Title: Away from the Dark (The Light #2)
Author: Aleatha Romig
Release Date: October 18, 2016
Away from the Dark is nothing short of a suspense-packed, e-reader induced heart attack. I had to stop myself from peeking ahead.
I'm utterly addicted to The Light series. I knew going in that this would be a two book series, but here’s the thing… I want MORE! I’m begging you Aleatha. Someone needs to turn this series into a cable TV show!
In Away from the Dark, Aleatha brilliantly tied up all of the questions and loose ends from Into the Light. While this second and final book did a great job wrapping us this series, the possibilities are endless for where this story could go if Aleatha chooses to continue this story.
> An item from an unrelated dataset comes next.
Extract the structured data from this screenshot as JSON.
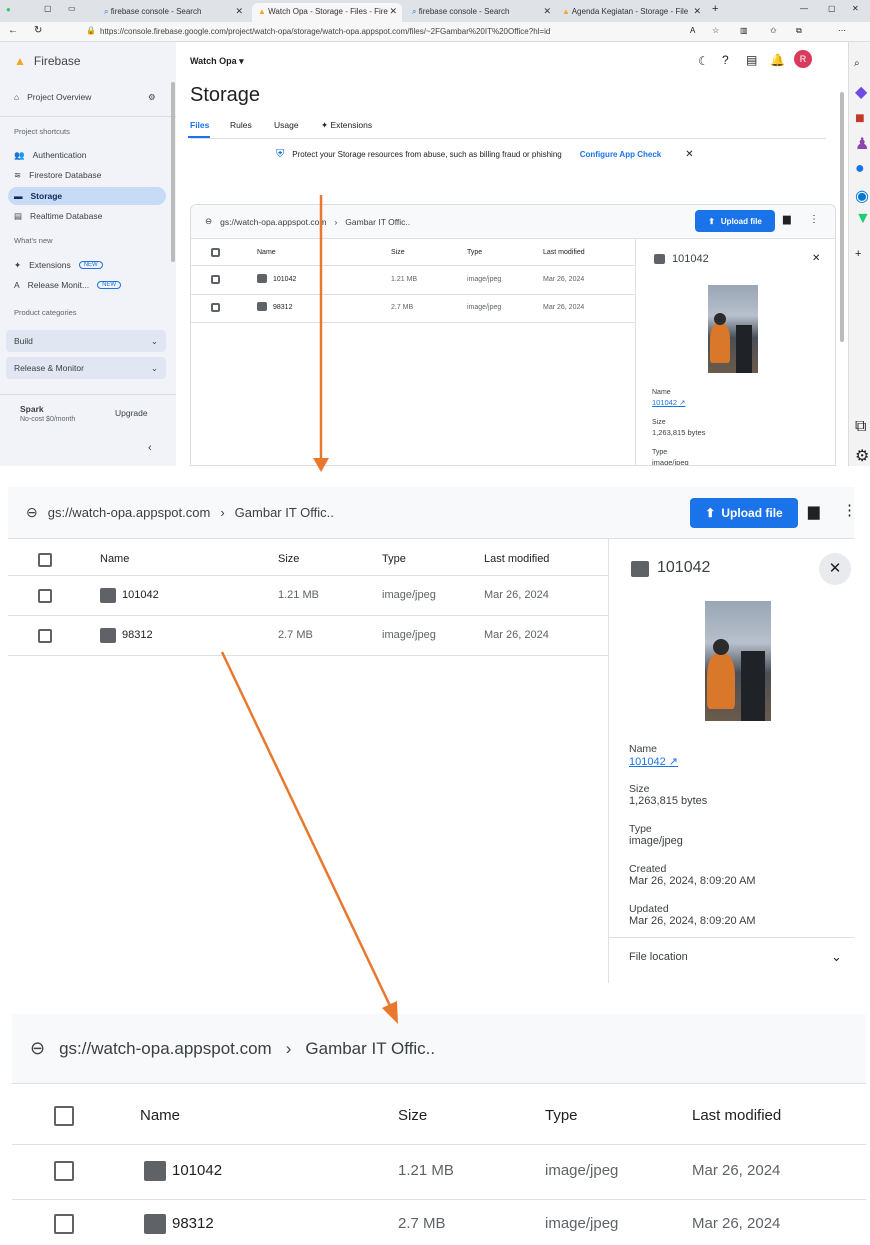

In Into the Light (Book #1) Aleatha spun an intricate web infused with mystery, murder, and suspense wrapped around a love story.
In Away from the Dark, Aleatha unraveled the labyrinth of twists and turns that were laid out in the first book.
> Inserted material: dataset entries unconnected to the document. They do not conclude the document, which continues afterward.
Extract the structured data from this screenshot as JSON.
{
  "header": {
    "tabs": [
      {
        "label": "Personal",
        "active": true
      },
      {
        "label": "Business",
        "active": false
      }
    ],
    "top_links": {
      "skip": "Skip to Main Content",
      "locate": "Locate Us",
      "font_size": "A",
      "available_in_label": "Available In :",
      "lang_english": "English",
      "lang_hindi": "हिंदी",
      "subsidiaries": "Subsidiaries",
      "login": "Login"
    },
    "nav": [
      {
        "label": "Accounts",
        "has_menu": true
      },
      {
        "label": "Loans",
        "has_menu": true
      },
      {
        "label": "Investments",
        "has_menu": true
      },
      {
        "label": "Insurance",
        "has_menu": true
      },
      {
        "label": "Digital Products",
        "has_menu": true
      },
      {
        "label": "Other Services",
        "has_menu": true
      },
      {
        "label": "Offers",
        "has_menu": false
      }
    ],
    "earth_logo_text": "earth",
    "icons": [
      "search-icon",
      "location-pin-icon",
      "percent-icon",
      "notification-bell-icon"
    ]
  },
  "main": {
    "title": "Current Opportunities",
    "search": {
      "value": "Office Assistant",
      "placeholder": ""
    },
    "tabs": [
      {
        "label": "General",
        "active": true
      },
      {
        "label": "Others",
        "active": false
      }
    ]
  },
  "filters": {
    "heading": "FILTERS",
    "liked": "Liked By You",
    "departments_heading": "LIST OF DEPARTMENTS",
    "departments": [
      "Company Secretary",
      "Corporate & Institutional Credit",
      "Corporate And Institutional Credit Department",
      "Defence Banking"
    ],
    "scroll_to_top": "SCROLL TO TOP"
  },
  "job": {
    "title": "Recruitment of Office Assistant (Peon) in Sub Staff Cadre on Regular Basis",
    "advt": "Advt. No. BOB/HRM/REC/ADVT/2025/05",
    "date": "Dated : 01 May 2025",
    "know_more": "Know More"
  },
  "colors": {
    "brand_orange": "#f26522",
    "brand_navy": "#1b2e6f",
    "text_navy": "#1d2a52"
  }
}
I love her writing. Aleatha is my go-to author when I want a smart, sexy, unputdownable suspense story. Please read book one before reading Away from the Dark. You might as well buy them both at the same time since you will want to binge read to the conclusion.
This review appears on www.kindlecrack.net, www.facebook.com/kindlecrack, Goodreads, Amazon, Pinterest, Google+ and Twitter. A review copy of this book was kindly provided by the author in exchange for an honest review.
Shrill screams echoed throughout our dimly lit bedroom, accelerating my heartbeat and pulling me from the terrible nightmare. I waited for more, until the realization struck. The screams were my own.
“Jacob?” I called, my voice shaking with dread as I reached for my husband. Instead of reassurance, my fingers met cold empty sheets. He was gone—still away at another campus.
What just happened? Was it a dream?
I clung to the covers as I puffed my cheeks and slowly exhaled. While each breath helped to still the chaos, the exercise wasn’t enough.
Who am I? Who is he?
Jacob’s questions from months ago came back. They were my security. They’d worked before.
I am Sara Adams and my husband is Jacob Adams.
Pushing the images from my dream, or nightmare, away, I imagined Jacob’s comforting embrace. Slowly I threw back the down comforter and willed the cool air to soothe my perspiration-drenched skin. From the way my heart galloped in my chest, I might have been running a marathon, not sleeping.
In my sleep I’d been battling to escape a vehicle, and then an explosion of heat.
It had been a dream, I reassured myself—a nightmare. The accident I’d had, nearly nine months before, had been different. I couldn’t remember it, but I’d been told that I’d been injured and gone unconscious. In the nightmare I had been out and away from the wreckage.
I shook my head.
It seemed so real.
In my dream I hadn’t been able to see past the darkness, yet I’d known I wasn’t injured.
My arms surrounded my midsection as the memories replayed like pictures in my mind. Someone was hurting me—purposely harming me, and there was a voice—a deep voice.
No. He wouldn’t hurt me.
My entire body shuddered as goose bumps peppered my skin. Sitting upright, I reached for the bedside lamp. With trembling fingers I turned the knob and my eyes adjusted as the soft light combined with the sun’s perpetual summer glow.
I closed my eyes and tried to concentrate on Jacob’s questions.
Who am I? Who is he?
This time I said the words aloud, praying that if I spoke the truth, the images would disappear. “I am Sara Adams. He is my husband, Jacob Adams.” I pulled myself from the bed and walked to the bathroom. Turning on the light and the faucet, I cupped the cool water and splashed my face. As I reached for the cup and began to fill it, a metaphoric dam that had been constructed to hold back my past burst.
My mind was flooded—no longer with simple images, but with scene after scene.
For the first time since I could recall, I knew the woman in the mirror.